Politic?

This is a blog dedicated to a personal interpretation of political news of the day. I attempt to be as knowledgeable as possible before commenting and committing my thoughts to a day's communication.

Tuesday, December 22, 2009

Fagedaboudit

When in doubt, flail wildly, and whatever your arms hit in the process, eliminate. That will be construed as positive action for by their removal you will have seemed to have done something positive toward adversity. Something like Ontario's Premier Dalton McGuinty, who hardly knows where to turn to divert attention from the quite obvious fact that his double-tenure has been somewhat of an economic catastrophe for Ontarians.

His oversight has been so poor that management of government agencies have managed to dredge funding from an already-tight treasury to enhance the bottom line of the managers, while producing nothing of any value for the province and its taxpayers.
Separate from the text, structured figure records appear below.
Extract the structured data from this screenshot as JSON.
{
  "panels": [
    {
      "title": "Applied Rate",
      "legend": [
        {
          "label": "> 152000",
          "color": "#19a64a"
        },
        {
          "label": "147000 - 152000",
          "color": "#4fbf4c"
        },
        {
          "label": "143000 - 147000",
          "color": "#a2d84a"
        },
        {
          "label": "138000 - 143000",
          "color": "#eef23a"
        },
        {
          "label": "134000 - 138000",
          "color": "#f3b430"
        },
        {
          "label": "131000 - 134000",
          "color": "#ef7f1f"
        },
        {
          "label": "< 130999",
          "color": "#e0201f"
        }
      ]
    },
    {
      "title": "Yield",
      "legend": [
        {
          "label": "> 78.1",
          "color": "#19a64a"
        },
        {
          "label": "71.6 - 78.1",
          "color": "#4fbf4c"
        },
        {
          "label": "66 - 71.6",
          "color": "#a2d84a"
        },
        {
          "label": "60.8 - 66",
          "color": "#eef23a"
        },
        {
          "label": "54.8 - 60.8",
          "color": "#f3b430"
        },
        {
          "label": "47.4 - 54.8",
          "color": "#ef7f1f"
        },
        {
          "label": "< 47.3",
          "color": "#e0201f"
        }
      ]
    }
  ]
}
The province had been warned for years that its business taxes were too onerous, resulting in a reluctance of businesses to establish there, but he did nothing to ameliorate that.

Now, we've got another taxation device from a premier who sailed into office on his sterling promise to hold the line on taxes which quickly tarnished when he re-imposed a universal health tax, which itself did nothing whatever to improve health services or waiting times for the province. But the harmonized sales tax, while imposing another burden on the middle-class will help business avoid its classical tax overpayment.

Now this genius who is functionally incapable of understanding that fundamental good management practises are key to good government, finding himself the premier of a province that was once the engine of the Canadian economy faltering because of a loss of production jobs, thinks it's good politics to make propaganda war on Alberta and Stephen Harper to endear himself with the electorate through his climate conscience.

A climate conscience so uniquely his own that his pledge on entering office to close down all those filth-spewing coal-fired installations has quietly succumbed to the inertia of lost memory. To save several hundred automotive-industry jobs he has indentured the province's taxpayers to a long haul of debt-recovery at a time when it could be least afforded. Of course in lock-step with the feds who also saw profit in 'saving' those jobs.

While workers in other industries saw their livelihoods slowly melting away in the direction of the far east because people everywhere, including all those ordinary consumers in Ontario are so taken with the notion that buying cheap is better than buying local - yet another human fallacy beyond redemption. We all have short memories and scant discretionary spending powers.

Isn't that why we elect a politician who claims omniscience and the kind of practical know-how to guide us toward a better future through his uncanny ability to sort out the things that puzzle the rest of us? He's sorted those puzzles out so very well that he's prepared to go the way of Great Britain in its shambles of privatization - come too think of it, perhaps more like Russia after the collapse of the Soviet Union and its resulting impoverishment.

Our miserable deficit has left the man and his Cabinet with a pounding headache, but they're bulling it through, coming up with an absolute brainstorm of an idea. De-acquisition! Sell off that which results in topping up government coffers, along with those government assets held for the people by Queen's Park that have been inordinately poorly operated, further straining the budget.

Short-term measures for short-term gain that will inevitably result in private enterprise - which is not invested in gain for the public weal but gain for private enterprise - rendering to the public sub-par services while reaping the windfalls that the Government of Ontario couldn't wait to pat securely into their laps. Sounds kind of painful in the long run; government spiting itself and the taxpayers.

Essential assets like Ontario Power Generation, and Hydro One, perennially poorly run, always appearing in deficit-and-debt mode, are signal assets that should never fall into the hands of private operators; instead their importance to the province should be recognized by the due diligence of adequate oversight. The result of their sale will surely conclude with higher prices to the consumer.

And the same goes for the Liquor Control Boards. Though it's anachronistic in this day and age that tight controls are maintained over sale venues that could be incorporated into a set of new operating regulations without surrendering control of the Board. As for Ontario Lottery and Gaming Corp.; its golden shakeout of easy-made revenue presents a moral issue, one to be resolved intelligently.

This Liberal government of Premier McGuinty's has surpassed that of former NDP Premier Bob Rae in a sense; when in an intolerable economic crunch, Mr. Rae sought to impose 'Rae Days' on the unions, Mr. McGuinty prefers surrendering to union wage demands beyond need and caution. So, the taxpayers of Ontario should be shouting loud and clear that sure, an election's coming up, and their short-term memory is good enough to aid their choices.

And selling off the province's key revenue assets to private interests will not result in Mr. McGuinty's experiencing hearty applause and a gentle shoe-in for a third term.